On the issue of assimilation, there is no one more expert than John Fonte, and I agree entirely with his call for an end to hindrances like foreign-language voting ballots and bilingual education, and for stronger formal barriers to the immigration of radical Islamists. But I do not agree that the legal immigration of low-skilled workers should be seen through the same lens as mass illegal immigration. Mr. Fonte argues that both serve as a kind of corporate welfare, supplying low-wage workers for jobs that Americans would fill if the pay were better. But like Mr. Krikorian, he underestimates the extent to which our economy, which is not only high-tech, needs low-skilled workers. Both overlook the role of immigrants in avoiding a labor shortage that could severely undercut the galloping economic growth of recent years.

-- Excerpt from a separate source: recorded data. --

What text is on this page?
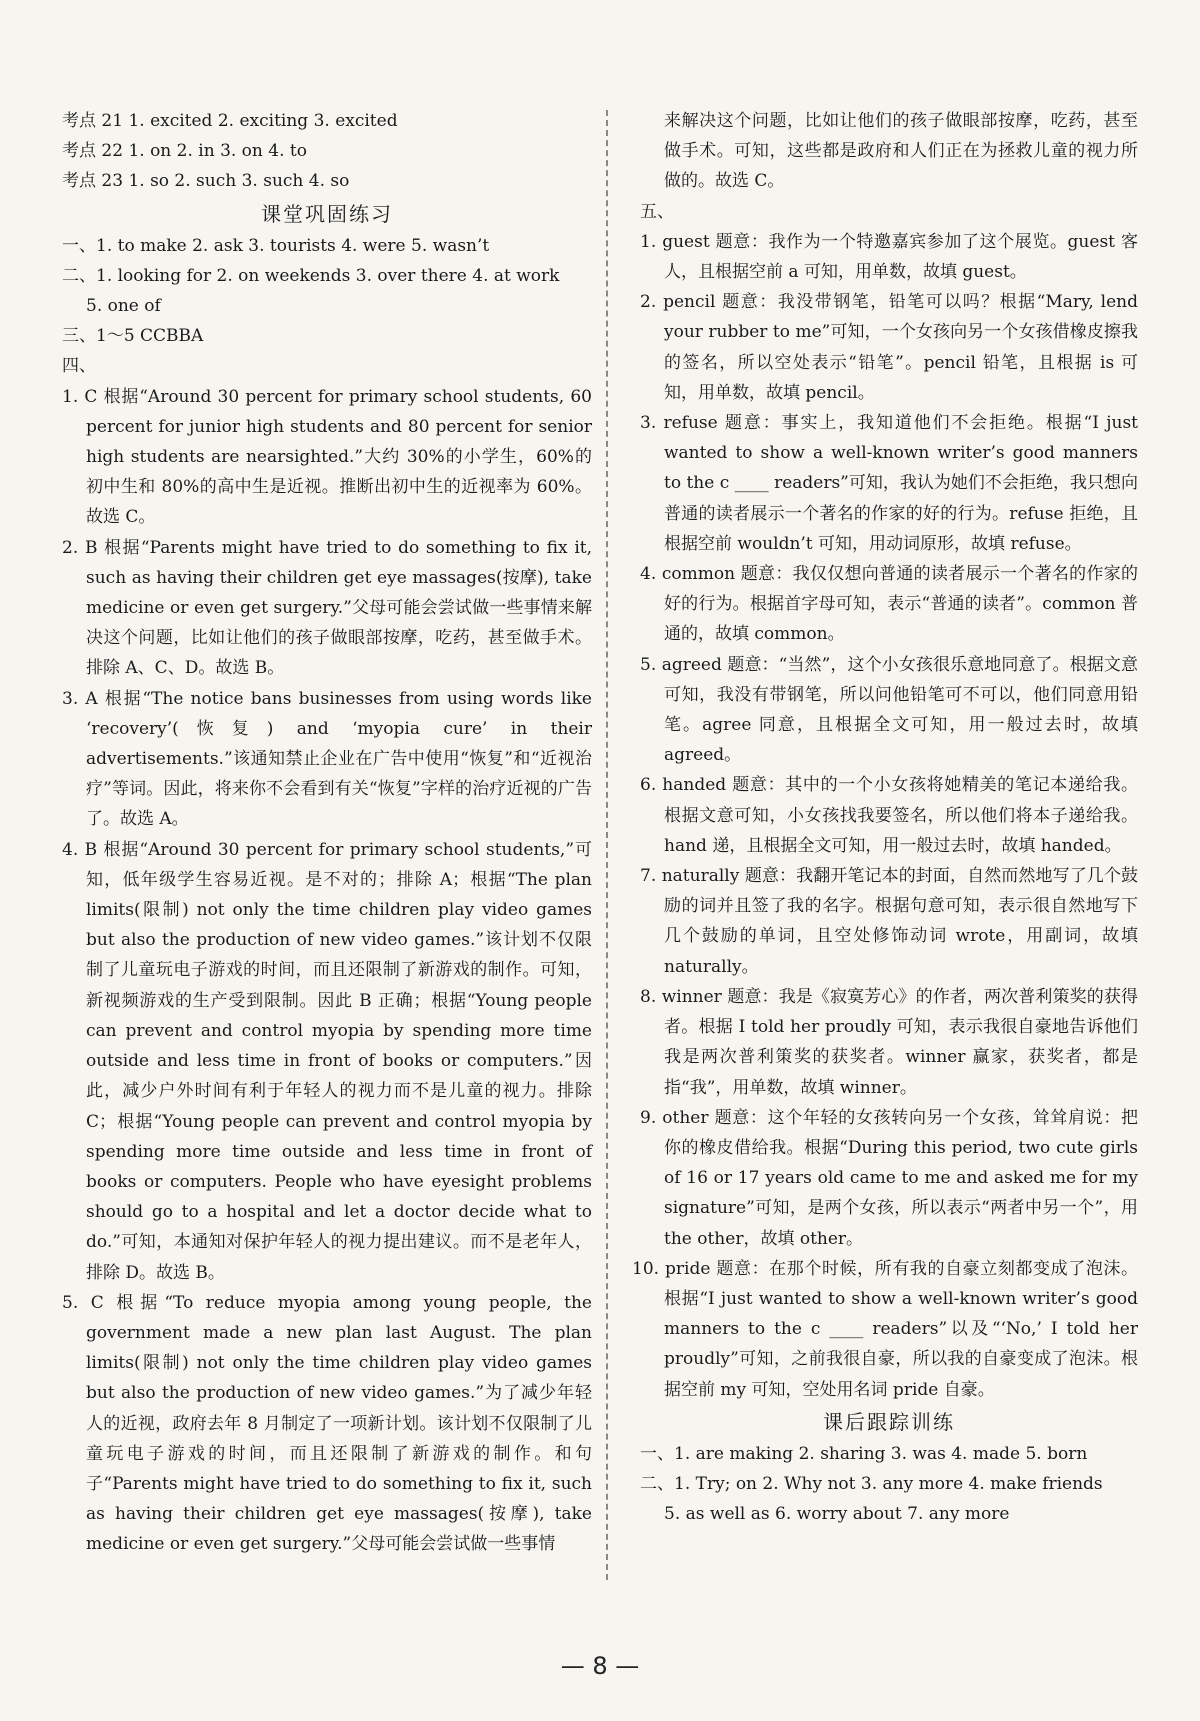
考点 21 1. excited 2. exciting 3. excited

考点 22 1. on 2. in 3. on 4. to

考点 23 1. so 2. such 3. such 4. so

课堂巩固练习

一、1. to make 2. ask 3. tourists 4. were 5. wasn’t

二、1. looking for 2. on weekends 3. over there 4. at work

5. one of

三、1～5 CCBBA

四、

1. C 根据“Around 30 percent for primary school students, 60 percent for junior high students and 80 percent for senior high students are nearsighted.”大约 30%的小学生，60%的初中生和 80%的高中生是近视。推断出初中生的近视率为 60%。故选 C。

2. B 根据“Parents might have tried to do something to fix it, such as having their children get eye massages(按摩), take medicine or even get surgery.”父母可能会尝试做一些事情来解决这个问题，比如让他们的孩子做眼部按摩，吃药，甚至做手术。排除 A、C、D。故选 B。

3. A 根据“The notice bans businesses from using words like ‘recovery’(恢复) and ‘myopia cure’ in their advertisements.”该通知禁止企业在广告中使用“恢复”和“近视治疗”等词。因此，将来你不会看到有关“恢复”字样的治疗近视的广告了。故选 A。

4. B 根据“Around 30 percent for primary school students,”可知，低年级学生容易近视。是不对的；排除 A；根据“The plan limits(限制) not only the time children play video games but also the production of new video games.”该计划不仅限制了儿童玩电子游戏的时间，而且还限制了新游戏的制作。可知，新视频游戏的生产受到限制。因此 B 正确；根据“Young people can prevent and control myopia by spending more time outside and less time in front of books or computers.”因此，减少户外时间有利于年轻人的视力而不是儿童的视力。排除 C；根据“Young people can prevent and control myopia by spending more time outside and less time in front of books or computers. People who have eyesight problems should go to a hospital and let a doctor decide what to do.”可知，本通知对保护年轻人的视力提出建议。而不是老年人，排除 D。故选 B。

5. C 根据“To reduce myopia among young people, the government made a new plan last August. The plan limits(限制) not only the time children play video games but also the production of new video games.”为了减少年轻人的近视，政府去年 8 月制定了一项新计划。该计划不仅限制了儿童玩电子游戏的时间，而且还限制了新游戏的制作。和句子“Parents might have tried to do something to fix it, such as having their children get eye massages(按摩), take medicine or even get surgery.”父母可能会尝试做一些事情

来解决这个问题，比如让他们的孩子做眼部按摩，吃药，甚至做手术。可知，这些都是政府和人们正在为拯救儿童的视力所做的。故选 C。

五、

1. guest 题意：我作为一个特邀嘉宾参加了这个展览。guest 客人，且根据空前 a 可知，用单数，故填 guest。

2. pencil 题意：我没带钢笔，铅笔可以吗？根据“Mary, lend your rubber to me”可知，一个女孩向另一个女孩借橡皮擦我的签名，所以空处表示“铅笔”。pencil 铅笔，且根据 is 可知，用单数，故填 pencil。

3. refuse 题意：事实上，我知道他们不会拒绝。根据“I just wanted to show a well-known writer’s good manners to the c ____ readers”可知，我认为她们不会拒绝，我只想向普通的读者展示一个著名的作家的好的行为。refuse 拒绝，且根据空前 wouldn’t 可知，用动词原形，故填 refuse。

4. common 题意：我仅仅想向普通的读者展示一个著名的作家的好的行为。根据首字母可知，表示“普通的读者”。common 普通的，故填 common。

5. agreed 题意：“当然”，这个小女孩很乐意地同意了。根据文意可知，我没有带钢笔，所以问他铅笔可不可以，他们同意用铅笔。agree 同意，且根据全文可知，用一般过去时，故填 agreed。

6. handed 题意：其中的一个小女孩将她精美的笔记本递给我。根据文意可知，小女孩找我要签名，所以他们将本子递给我。hand 递，且根据全文可知，用一般过去时，故填 handed。

7. naturally 题意：我翻开笔记本的封面，自然而然地写了几个鼓励的词并且签了我的名字。根据句意可知，表示很自然地写下几个鼓励的单词，且空处修饰动词 wrote，用副词，故填 naturally。

8. winner 题意：我是《寂寞芳心》的作者，两次普利策奖的获得者。根据 I told her proudly 可知，表示我很自豪地告诉他们我是两次普利策奖的获奖者。winner 赢家，获奖者，都是指“我”，用单数，故填 winner。

9. other 题意：这个年轻的女孩转向另一个女孩，耸耸肩说：把你的橡皮借给我。根据“During this period, two cute girls of 16 or 17 years old came to me and asked me for my signature”可知，是两个女孩，所以表示“两者中另一个”，用 the other，故填 other。

10. pride 题意：在那个时候，所有我的自豪立刻都变成了泡沫。根据“I just wanted to show a well-known writer’s good manners to the c ____ readers”以及“‘No,’ I told her proudly”可知，之前我很自豪，所以我的自豪变成了泡沫。根据空前 my 可知，空处用名词 pride 自豪。

课后跟踪训练

一、1. are making 2. sharing 3. was 4. made 5. born

二、1. Try; on 2. Why not 3. any more 4. make friends

5. as well as 6. worry about 7. any more

— 8 —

Messrs. Fonte and Krikorian ascribe exclusively economic motives to advocates of (legal) low-skilled immigration. But there is a cultural case, too, for admitting a class of immigrants for whom America is truly a saving grace, and who could therefore turn out to be far more open to the appeal of “patriotic assimilation” than foreign engineers and technicians with cosmopolitan worldviews.
As my article made plain, I am actually in agreement with Messrs. Fonte and Kri-korian that the overall level of immigration to America should be reduced—but I think this should be done by ending the illegal variety, not immigration as such. I also noted, pace Vincent Chiarello, that a great many workers do not leave when their visas expire, and argued against an expanded temporary-worker program, the visa lottery, and extended family unification. I also agree with Mr. Chiarello that birthright citizenship—like other privileges—should not extend to children of illegal immigrants, although I do not think it should be taken away from those who are here legally.
Like other immigration restrictionists, Mr. Chiarello places too much emphasis on welfare. The issue is at least as much cultural as economic. The great promise of immigration is the revitalization that immigrants have always brought to our country and our national character. The great danger is failing at the task of assimilation, a task that should be at the heart of any effort at reform.